Solution Type Dialog Box for HFSS Designs
Solution Type Options
Three additional options are available for the HFSS, HFSS with Hybrid and Array, and Transient solution types only.
- Choose one of the following two options:
- Network Analysis: The default solution option for applicable solution types.
- Composite Excitation: This option provides a method for solving fields in a large frequency domain problem.
- Auto-Open Region: This option is typically used for antenna simulations. It automatically creates an open region and a predefined analysis setup for the project. You can select whether the region is Radiation, FE-BI, or PML. This option simplifies the design process. If you do not choose Auto-Open Region, you must create an air box and then assign a radiation boundary, either manually, or using the Create Open Region command.
Two additional options are available for HFSS and HFSS with Hybrid and Array solution types only.
- Choose one of the following two options:
- Modal: This option yields S-matrix solutions that are expressed in terms of the incident and reflected powers of transmission line modes.
- Terminal: The default option for applicable solution types. This option yields S-matrix solutions that are expressed in terms of terminal voltages and currents. For simulations that deal with signal integrity, the Terminal solution option is preferred. Such problems generally include transmission lines with single wave or multiple conductors.

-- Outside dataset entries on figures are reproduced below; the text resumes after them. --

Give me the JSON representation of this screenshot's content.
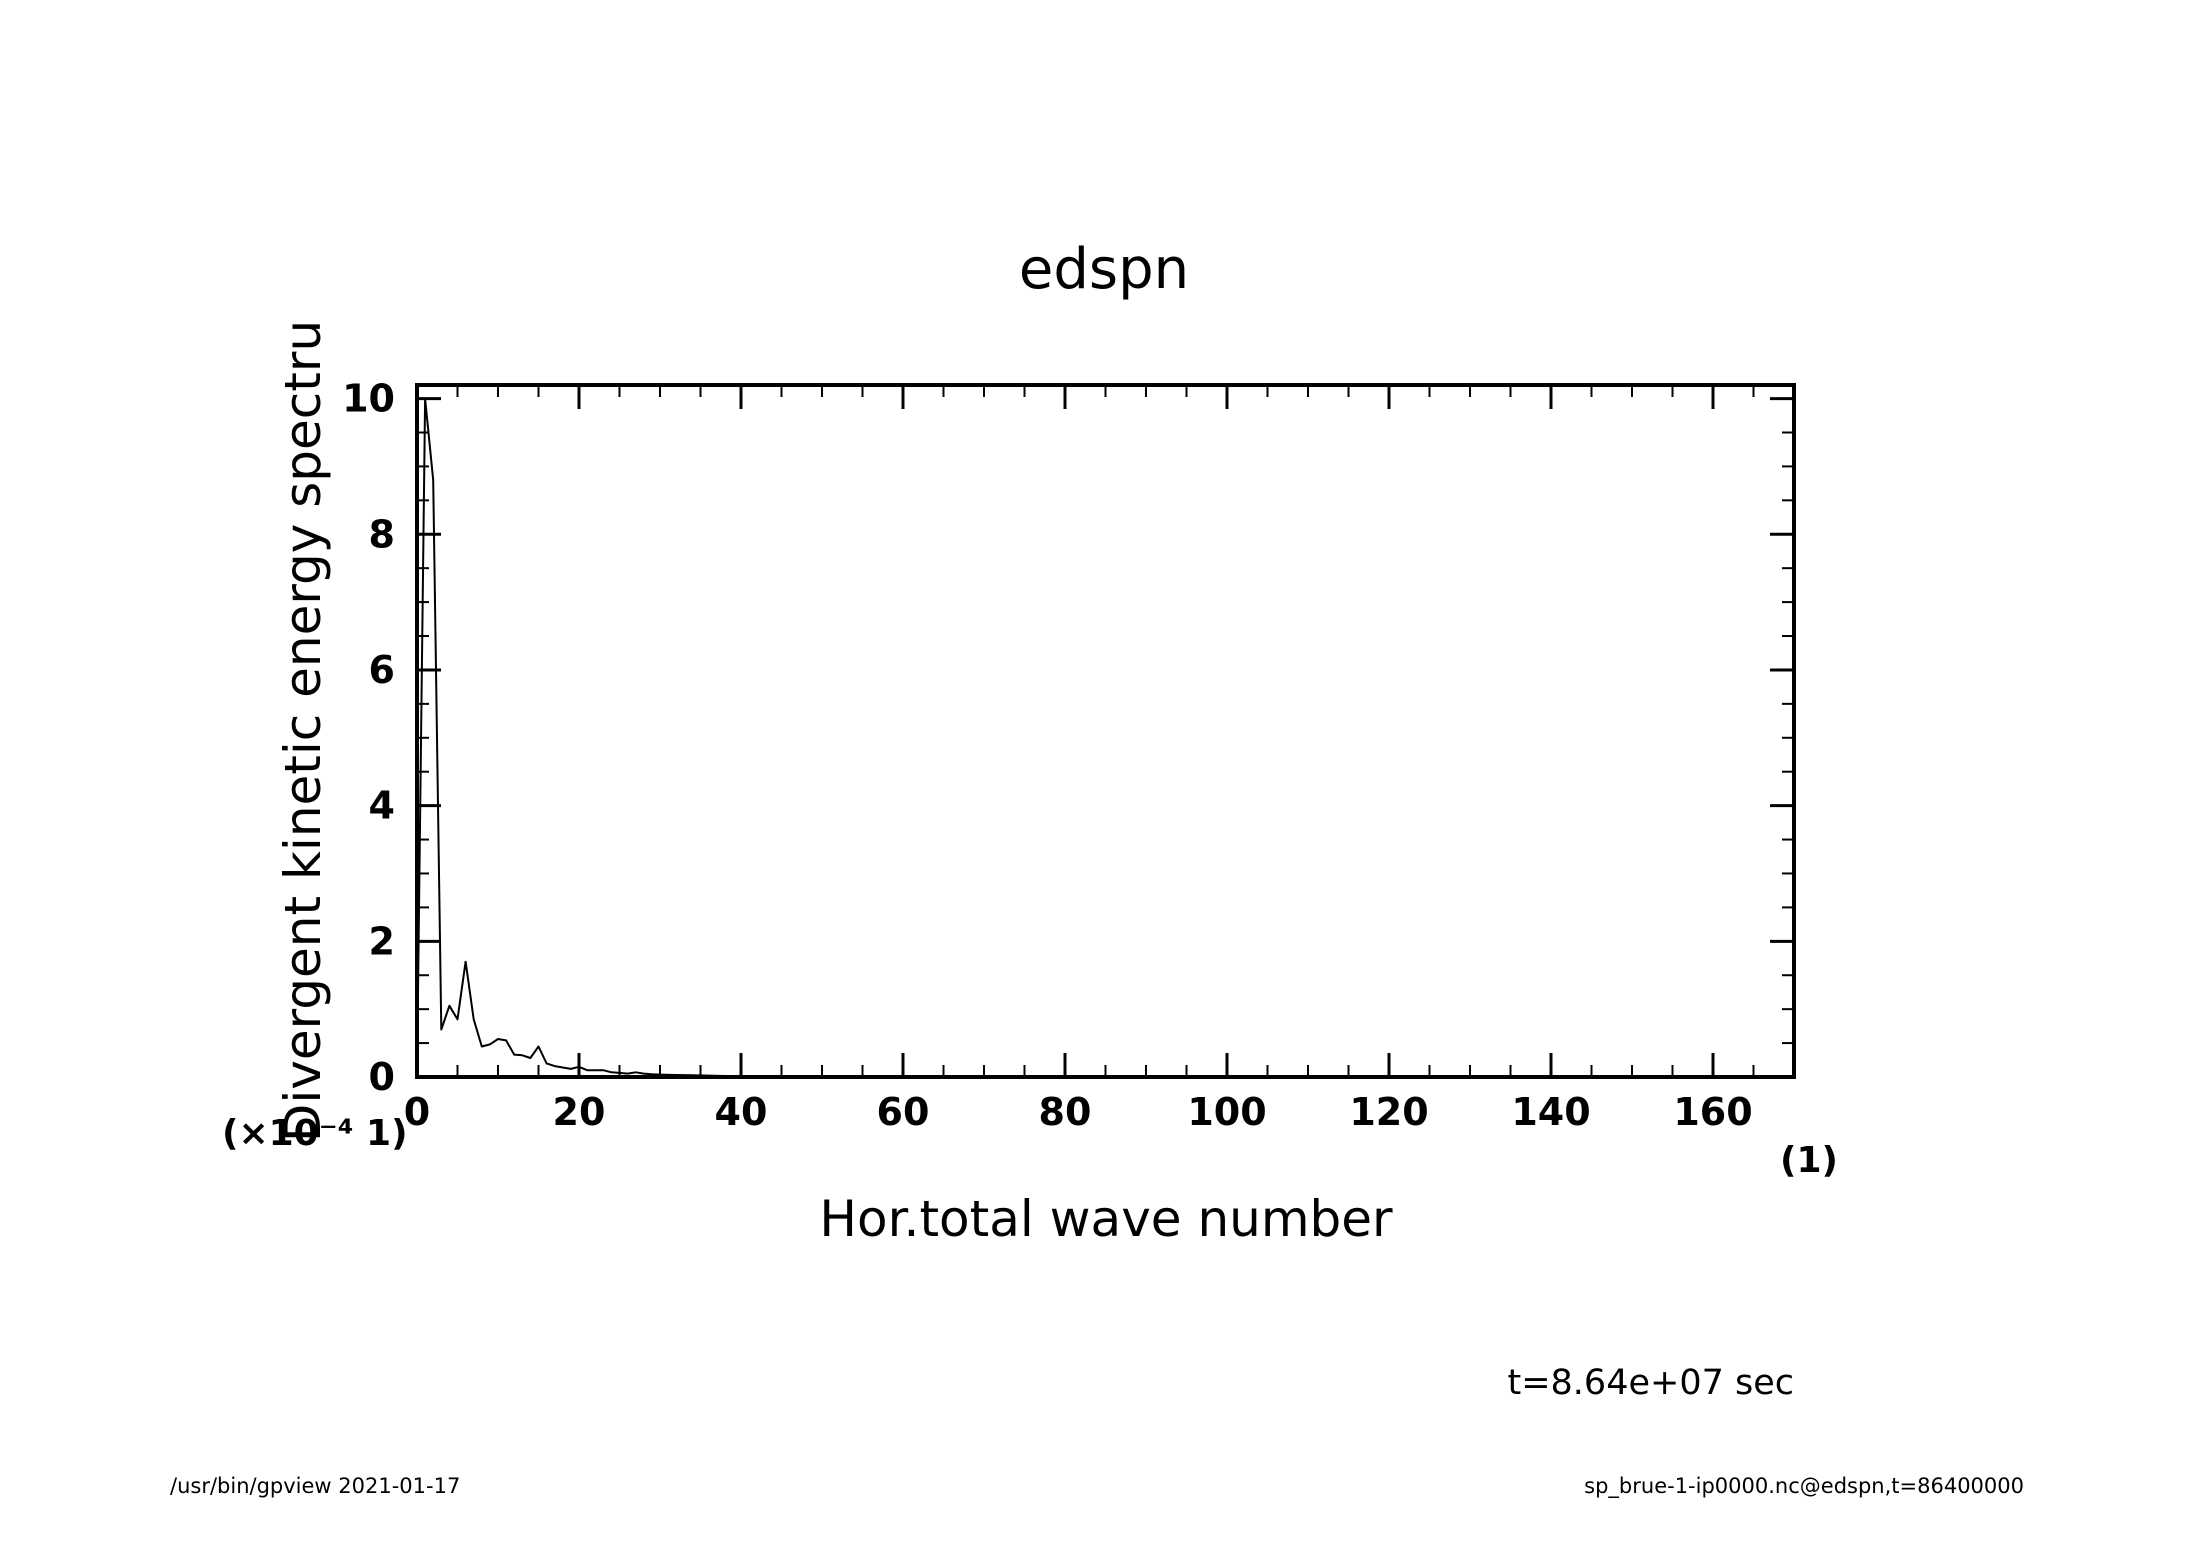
{
  "chart_data": {
    "type": "line",
    "title": "edspn",
    "xlabel": "Hor.total wave number",
    "ylabel": "Divergent kinetic energy spectru",
    "x_unit": "(1)",
    "y_scale_label": "(×10⁻⁴ 1)",
    "xlim": [
      0,
      170
    ],
    "ylim": [
      0,
      10.2
    ],
    "x_ticks": [
      0,
      20,
      40,
      60,
      80,
      100,
      120,
      140,
      160
    ],
    "x_tick_labels": [
      "0",
      "20",
      "40",
      "60",
      "80",
      "100",
      "120",
      "140",
      "160"
    ],
    "x_minor_step": 5,
    "y_ticks": [
      0,
      2,
      4,
      6,
      8,
      10
    ],
    "y_tick_labels": [
      "0",
      "2",
      "4",
      "6",
      "8",
      "10"
    ],
    "y_minor_step": 0.5,
    "grid": false,
    "series": [
      {
        "name": "",
        "x": [
          0,
          1,
          2,
          3,
          4,
          5,
          6,
          7,
          8,
          9,
          10,
          11,
          12,
          13,
          14,
          15,
          16,
          17,
          18,
          19,
          20,
          21,
          22,
          23,
          24,
          25,
          26,
          27,
          28,
          29,
          30,
          32,
          34,
          36,
          38,
          40,
          45,
          50,
          60,
          80,
          100,
          120,
          140,
          160,
          170
        ],
        "y": [
          0,
          10,
          8.8,
          0.7,
          1.05,
          0.85,
          1.7,
          0.85,
          0.45,
          0.48,
          0.56,
          0.54,
          0.33,
          0.32,
          0.28,
          0.45,
          0.2,
          0.16,
          0.14,
          0.12,
          0.15,
          0.1,
          0.1,
          0.1,
          0.07,
          0.06,
          0.05,
          0.07,
          0.05,
          0.04,
          0.035,
          0.03,
          0.025,
          0.02,
          0.015,
          0.01,
          0.008,
          0.005,
          0.003,
          0.001,
          0.0005,
          0.0003,
          0.0002,
          0.0001,
          0
        ]
      }
    ]
  },
  "time_label": "t=8.64e+07 sec",
  "footer": {
    "left": "/usr/bin/gpview  2021-01-17",
    "right": "sp_brue-1-ip0000.nc@edspn,t=86400000"
  }
}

Modal Option versus Terminal Option:
If HFSS is used to model a pair of coplanar, parallel microstrip transmission lines, a driven modal solution yields results in terms of the even and odd modes that propagate on the structure, whereas a driven terminal mode solution generates the common and differential mode results.
HFSS Simulation Examples
The design below represents a terminal solution of a differential pair of vias. A pair of lines transition through circuit board vias to a pair of striplines on a lower layer. The two microstrip lines and the striplines are each assigned a terminal in the coupled microstrip port. The conductors are copper, and a radiation boundary is applied to the air box. The design was solved at 4.38 GHz, and the electric field plots on the surfaces of the wave ports with terminals are shown in the following figure:
Terminal Solution of a Differential Pair of Vias
The following figure represents a modal solution of a connector between a coaxial and microstrip line:
Connector between Coaxial and Microstrip Line
The following figure demonstrates a 3D finite element transient simulation of a lightning strike on a helicopter. Large currents flow through the aircraft skin generating electromagnetic field with the potential to damage sensitive equipment within. By using a transient simulation such challenges can be predicted early in the design phase saving costly empirical testing.
Lightning Strike Simulation of a Helicopter